Larry came from three generations of a theatrical family, Henry Parker was born in Ilfracombe in 1892. Interested in show business from an early age he appeared with his father, a professional teacher of swimming, in displays for the visitors to that Edwardian seaside resort. He also appeared in local concert parties.
Hi Father turned professional before World War I, touring in fit-up and theatres, mostly in comedy parts. He saw service during the war as a Lewis Gunner in France. In periods behind the lines he formed a concert party, entertaining fellow soldiers. Wounded in 1918 he returned to England and became a Lewis Gun instructor. After demobilization he returned to his career as an actor, touring in plays and working in ‘Stock’ – the name at that time for what became ‘Repertory’. He met Mary Kinloch when they appeared together and they married during a season in Kettering in 1926. After their marriage they never took separate engagements.

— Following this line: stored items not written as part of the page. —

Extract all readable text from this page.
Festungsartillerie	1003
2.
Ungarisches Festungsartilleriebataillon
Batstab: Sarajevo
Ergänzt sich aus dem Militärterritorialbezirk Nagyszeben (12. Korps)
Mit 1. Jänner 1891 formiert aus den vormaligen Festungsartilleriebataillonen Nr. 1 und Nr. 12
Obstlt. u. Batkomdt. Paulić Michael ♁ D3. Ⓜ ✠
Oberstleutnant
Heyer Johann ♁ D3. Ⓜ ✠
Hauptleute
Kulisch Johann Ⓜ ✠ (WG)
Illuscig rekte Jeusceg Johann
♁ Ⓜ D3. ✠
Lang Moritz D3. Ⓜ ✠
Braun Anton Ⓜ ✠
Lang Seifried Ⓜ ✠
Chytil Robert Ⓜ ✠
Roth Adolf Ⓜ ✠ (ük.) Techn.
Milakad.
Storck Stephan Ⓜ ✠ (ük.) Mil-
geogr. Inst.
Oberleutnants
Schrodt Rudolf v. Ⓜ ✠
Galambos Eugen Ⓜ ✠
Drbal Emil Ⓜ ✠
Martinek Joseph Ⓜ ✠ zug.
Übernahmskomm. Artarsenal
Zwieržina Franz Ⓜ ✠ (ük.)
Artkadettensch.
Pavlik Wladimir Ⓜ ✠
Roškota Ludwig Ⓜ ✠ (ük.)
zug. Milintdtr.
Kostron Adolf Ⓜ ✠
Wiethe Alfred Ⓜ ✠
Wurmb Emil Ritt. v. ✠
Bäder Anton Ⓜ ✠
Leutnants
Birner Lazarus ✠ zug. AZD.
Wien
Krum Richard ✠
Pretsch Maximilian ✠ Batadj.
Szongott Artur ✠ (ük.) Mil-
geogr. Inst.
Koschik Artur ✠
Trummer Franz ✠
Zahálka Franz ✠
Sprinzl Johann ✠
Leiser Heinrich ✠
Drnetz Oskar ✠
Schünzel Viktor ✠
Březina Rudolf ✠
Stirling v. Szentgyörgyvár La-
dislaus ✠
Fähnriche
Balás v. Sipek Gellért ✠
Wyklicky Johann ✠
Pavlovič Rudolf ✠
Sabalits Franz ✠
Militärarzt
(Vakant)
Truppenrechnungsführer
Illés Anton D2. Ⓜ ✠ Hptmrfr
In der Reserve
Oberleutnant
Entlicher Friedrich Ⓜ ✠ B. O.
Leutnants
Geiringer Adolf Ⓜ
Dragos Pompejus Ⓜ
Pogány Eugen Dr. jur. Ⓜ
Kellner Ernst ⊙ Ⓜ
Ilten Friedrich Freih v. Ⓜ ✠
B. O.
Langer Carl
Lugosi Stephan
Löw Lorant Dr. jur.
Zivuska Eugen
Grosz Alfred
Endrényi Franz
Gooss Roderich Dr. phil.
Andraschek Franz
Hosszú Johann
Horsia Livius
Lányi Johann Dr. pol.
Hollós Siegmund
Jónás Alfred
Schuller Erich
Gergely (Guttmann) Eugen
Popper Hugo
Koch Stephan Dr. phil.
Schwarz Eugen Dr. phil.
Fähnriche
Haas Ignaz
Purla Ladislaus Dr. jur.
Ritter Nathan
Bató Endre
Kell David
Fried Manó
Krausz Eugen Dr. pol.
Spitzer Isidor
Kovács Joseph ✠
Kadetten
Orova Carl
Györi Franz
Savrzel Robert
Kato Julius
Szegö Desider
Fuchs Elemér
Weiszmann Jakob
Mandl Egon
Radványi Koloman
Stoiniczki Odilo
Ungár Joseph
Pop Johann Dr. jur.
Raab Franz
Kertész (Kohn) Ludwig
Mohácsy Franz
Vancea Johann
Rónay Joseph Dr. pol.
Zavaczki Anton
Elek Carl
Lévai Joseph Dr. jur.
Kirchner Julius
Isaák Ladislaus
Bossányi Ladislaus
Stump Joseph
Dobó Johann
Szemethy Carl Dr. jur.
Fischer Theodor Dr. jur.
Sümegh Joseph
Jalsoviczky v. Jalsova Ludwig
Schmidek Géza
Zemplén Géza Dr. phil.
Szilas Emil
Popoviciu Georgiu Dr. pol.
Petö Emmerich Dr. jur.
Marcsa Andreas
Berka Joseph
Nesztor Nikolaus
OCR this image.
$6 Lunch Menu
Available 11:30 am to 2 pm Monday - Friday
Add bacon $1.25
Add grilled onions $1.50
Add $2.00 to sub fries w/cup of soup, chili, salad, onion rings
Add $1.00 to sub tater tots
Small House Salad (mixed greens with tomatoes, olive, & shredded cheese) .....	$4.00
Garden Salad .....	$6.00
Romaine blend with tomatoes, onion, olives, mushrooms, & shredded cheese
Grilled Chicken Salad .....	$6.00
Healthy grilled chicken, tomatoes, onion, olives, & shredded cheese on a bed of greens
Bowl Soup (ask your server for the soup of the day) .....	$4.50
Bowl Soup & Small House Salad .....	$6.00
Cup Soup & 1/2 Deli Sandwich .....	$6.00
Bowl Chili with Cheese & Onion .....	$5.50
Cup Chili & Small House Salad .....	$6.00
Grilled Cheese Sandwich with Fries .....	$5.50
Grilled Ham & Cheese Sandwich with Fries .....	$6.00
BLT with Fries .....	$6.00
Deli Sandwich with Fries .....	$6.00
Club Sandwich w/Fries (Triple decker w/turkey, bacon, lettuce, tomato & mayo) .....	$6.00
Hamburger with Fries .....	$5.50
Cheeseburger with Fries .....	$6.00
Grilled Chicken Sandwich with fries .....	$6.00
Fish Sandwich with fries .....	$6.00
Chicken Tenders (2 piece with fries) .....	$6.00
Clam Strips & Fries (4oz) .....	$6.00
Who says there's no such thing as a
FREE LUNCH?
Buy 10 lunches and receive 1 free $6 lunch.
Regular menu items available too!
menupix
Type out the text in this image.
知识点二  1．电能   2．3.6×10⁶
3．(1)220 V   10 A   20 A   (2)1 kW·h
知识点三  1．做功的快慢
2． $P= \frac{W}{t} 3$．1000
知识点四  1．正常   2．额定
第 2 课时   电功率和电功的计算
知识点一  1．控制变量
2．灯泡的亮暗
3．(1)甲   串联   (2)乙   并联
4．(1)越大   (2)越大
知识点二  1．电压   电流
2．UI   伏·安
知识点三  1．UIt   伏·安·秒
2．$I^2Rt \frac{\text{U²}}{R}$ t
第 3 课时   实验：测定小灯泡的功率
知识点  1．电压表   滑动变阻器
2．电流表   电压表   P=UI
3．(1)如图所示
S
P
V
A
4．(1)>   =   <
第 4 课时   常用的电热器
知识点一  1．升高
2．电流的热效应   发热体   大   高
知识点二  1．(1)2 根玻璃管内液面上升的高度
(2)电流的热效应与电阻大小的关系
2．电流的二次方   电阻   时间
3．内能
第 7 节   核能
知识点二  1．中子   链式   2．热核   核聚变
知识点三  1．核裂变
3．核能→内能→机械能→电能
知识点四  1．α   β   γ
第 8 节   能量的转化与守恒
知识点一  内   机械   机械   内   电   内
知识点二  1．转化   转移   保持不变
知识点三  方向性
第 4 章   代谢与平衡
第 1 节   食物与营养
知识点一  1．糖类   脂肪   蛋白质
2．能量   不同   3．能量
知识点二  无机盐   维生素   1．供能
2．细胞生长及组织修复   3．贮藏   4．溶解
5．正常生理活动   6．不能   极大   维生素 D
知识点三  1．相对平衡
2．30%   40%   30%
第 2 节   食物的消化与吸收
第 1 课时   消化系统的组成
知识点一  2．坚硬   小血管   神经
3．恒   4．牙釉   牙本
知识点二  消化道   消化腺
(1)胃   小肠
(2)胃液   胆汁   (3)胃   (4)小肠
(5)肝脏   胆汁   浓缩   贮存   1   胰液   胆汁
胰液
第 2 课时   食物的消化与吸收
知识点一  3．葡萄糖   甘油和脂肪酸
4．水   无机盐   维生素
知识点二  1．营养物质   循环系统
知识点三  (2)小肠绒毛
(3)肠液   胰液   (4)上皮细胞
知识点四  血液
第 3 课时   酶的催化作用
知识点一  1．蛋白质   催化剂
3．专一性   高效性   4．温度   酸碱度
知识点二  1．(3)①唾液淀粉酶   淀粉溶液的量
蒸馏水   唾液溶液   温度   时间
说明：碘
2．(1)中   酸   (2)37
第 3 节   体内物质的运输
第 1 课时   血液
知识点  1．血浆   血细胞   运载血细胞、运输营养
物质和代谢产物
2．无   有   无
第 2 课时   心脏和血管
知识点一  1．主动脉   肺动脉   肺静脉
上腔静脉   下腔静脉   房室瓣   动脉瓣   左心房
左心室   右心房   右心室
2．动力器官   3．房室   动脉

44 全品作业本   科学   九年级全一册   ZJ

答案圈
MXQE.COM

Mary Kinloch was born into a theatrical family in 1891 in Twickenham. Convent educated, she travelled to Italy as a teenager and became ‘an English companion’ to the children of a wealthy family in Bologna. On returning to England she followed her parents into the theatre and toured in plays, including seasons with Henry Chatell, a theatre actor/manager who specialized in ‘imaginary kingdom’ plays, made popular at the time by the success of ‘The Prisoner of Zenda’ and similar stories. During World War I she toured in a patriotic drama entitled ‘The Girl Who Sank The German Navy’.
In the 1920’s and 1930’s they worked for Frank Fortescue and Alfred Denville. Both managements ran seasons of popular plays throughout the U.K. in what became known as ‘weekly rep’. Almost every town and city in the country had either a ‘touring date’ (for plays) or a theatre with a resident company. Some had both. The heyday of these local theatres began to wane with the coming of talking pictures. In 1935 they left England and joined the West Highland Players in Scotland. The company closed in 1940 and they formed their own company, The Kinloch Players in 1941.
When the Kinloch Players closed in 1957, they remained in Scotland until 1959, when they moved to Selling, in Kent, where they lived in retirement in a thatched cottage, their first and only permanent home in nearly fifty years in the theatre.